Vice chancellors of all Tamil Nadu state universities skipped a conference chaired by Governor RN Ravi in Nilgiris district’s Udhagamandalam on Friday, The Hindu reported.

The governor claimed that the state universities were warned against attending the two-day conference by the Dravida Munnetra Kazhagam government in the state, ANI reported.

This comes amid strained ties between the state government and Ravi after the Supreme Court’s April 8 verdict that laid down a timeline for the Tamil Nadu governor to act on bills passed by the Assembly.

Fifty-six vice chancellors of higher education institutions, including five central universities, 20 state universities, four central institutions and 27 private universities, were invited for the conference organised by the Raj Bhavan, The Indian Express reported.

Eighteen representatives attended the event, the newspaper quoted an unidentified Raj Bhavan official as saying.

Among the state universities, only two sent their representatives: the director of the research department at Periyar University and a college principal attached to Alagappa University’s physical education department.

On Friday, Ravi claimed that the vice chancellors from the state universities had told him verbally and in writing that the state government had directed them not to participate in the conference.

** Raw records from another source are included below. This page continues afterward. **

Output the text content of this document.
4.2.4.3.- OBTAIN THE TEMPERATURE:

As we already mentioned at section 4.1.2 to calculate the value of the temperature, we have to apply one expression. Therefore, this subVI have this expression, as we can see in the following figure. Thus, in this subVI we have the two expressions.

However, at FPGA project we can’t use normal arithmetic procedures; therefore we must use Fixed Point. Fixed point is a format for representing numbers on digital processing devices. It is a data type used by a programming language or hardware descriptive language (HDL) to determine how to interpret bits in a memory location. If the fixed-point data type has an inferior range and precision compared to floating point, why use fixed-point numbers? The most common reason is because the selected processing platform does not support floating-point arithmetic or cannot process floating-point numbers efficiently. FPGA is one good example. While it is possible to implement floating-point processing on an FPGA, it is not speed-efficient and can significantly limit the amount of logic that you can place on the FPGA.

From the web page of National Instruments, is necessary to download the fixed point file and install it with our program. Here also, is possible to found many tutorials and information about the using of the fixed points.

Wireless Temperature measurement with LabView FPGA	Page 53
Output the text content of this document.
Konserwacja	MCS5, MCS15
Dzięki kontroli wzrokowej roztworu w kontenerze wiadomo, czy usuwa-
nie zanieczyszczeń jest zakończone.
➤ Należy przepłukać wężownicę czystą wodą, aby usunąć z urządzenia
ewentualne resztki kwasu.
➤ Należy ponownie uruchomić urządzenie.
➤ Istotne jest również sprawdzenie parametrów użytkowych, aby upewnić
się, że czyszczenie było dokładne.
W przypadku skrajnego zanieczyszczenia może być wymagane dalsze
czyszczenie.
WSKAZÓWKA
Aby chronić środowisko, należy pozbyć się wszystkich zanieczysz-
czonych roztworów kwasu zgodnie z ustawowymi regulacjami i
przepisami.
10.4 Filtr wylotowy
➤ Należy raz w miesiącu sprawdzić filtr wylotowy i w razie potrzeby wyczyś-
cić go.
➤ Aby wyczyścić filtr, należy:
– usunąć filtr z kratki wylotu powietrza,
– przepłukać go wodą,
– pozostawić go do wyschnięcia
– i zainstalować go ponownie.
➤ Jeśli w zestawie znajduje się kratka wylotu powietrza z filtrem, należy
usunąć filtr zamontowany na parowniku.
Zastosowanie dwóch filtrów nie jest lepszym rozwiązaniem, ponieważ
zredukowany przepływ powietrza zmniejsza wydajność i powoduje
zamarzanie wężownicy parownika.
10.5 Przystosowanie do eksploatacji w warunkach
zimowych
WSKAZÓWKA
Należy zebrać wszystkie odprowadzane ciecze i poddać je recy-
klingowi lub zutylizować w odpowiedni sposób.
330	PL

The governor also claimed that one of the vice chancellors was detained at a police station and another had been threatened by the police not to attend the conference. “I have spoken to them [both officials] and advised them to take care of their families,” The Hindu quoted Ravi as saying.

The court’s ruling on April 8 came on a petition filed by the Tamil Nadu government after Ravi did not act on several bills for over three years before rejecting them and sending some to the president.

Most of the bills related to higher education, including measures to remove the governor as chancellor of state universities. Of the 10 re-enacted bills sent to the president in November 2023, one was approved, seven were rejected and two were pending.

The court held that Ravi’s decision to withhold assent to 10 bills, some of which were pending since January 2020, and refer them to the president after they were re-enacted by the Assembly was “illegal and erroneous”.

The court declared that the 10 bills would be deemed to have received the governor’s assent from the date they were passed a second time by the legislature. It also set aside any action taken by the president based on the governor’s reference.

In its 414-page judgement, the court also imposed a three-month deadline on the president to approve or reject such bills.

A week ahead of the conference hosted by the governor, a similar event was organised by Chief Minister MK Stalin, which was attended by vice chancellors and registrars, according to The Indian Express.

Responding to the accusations of a “power struggle” with the DMK government after the April 8 verdict, the Raj Bhavan issued a press release on Wednesday to dismiss “misleading media reports” as “entirely erroneous and mischievous”.

The conference was “carefully planned and organised in April every year since 2022”, the press release said.

“It is unfortunate that some ill-informed media reports have given this well-intentioned academic exercise a political twist, wrongly linked it with the recent court judgment and tried to project it as a power struggle between Raj Bhavan and the state government,” it added. “These are scandalous and far from the truth.”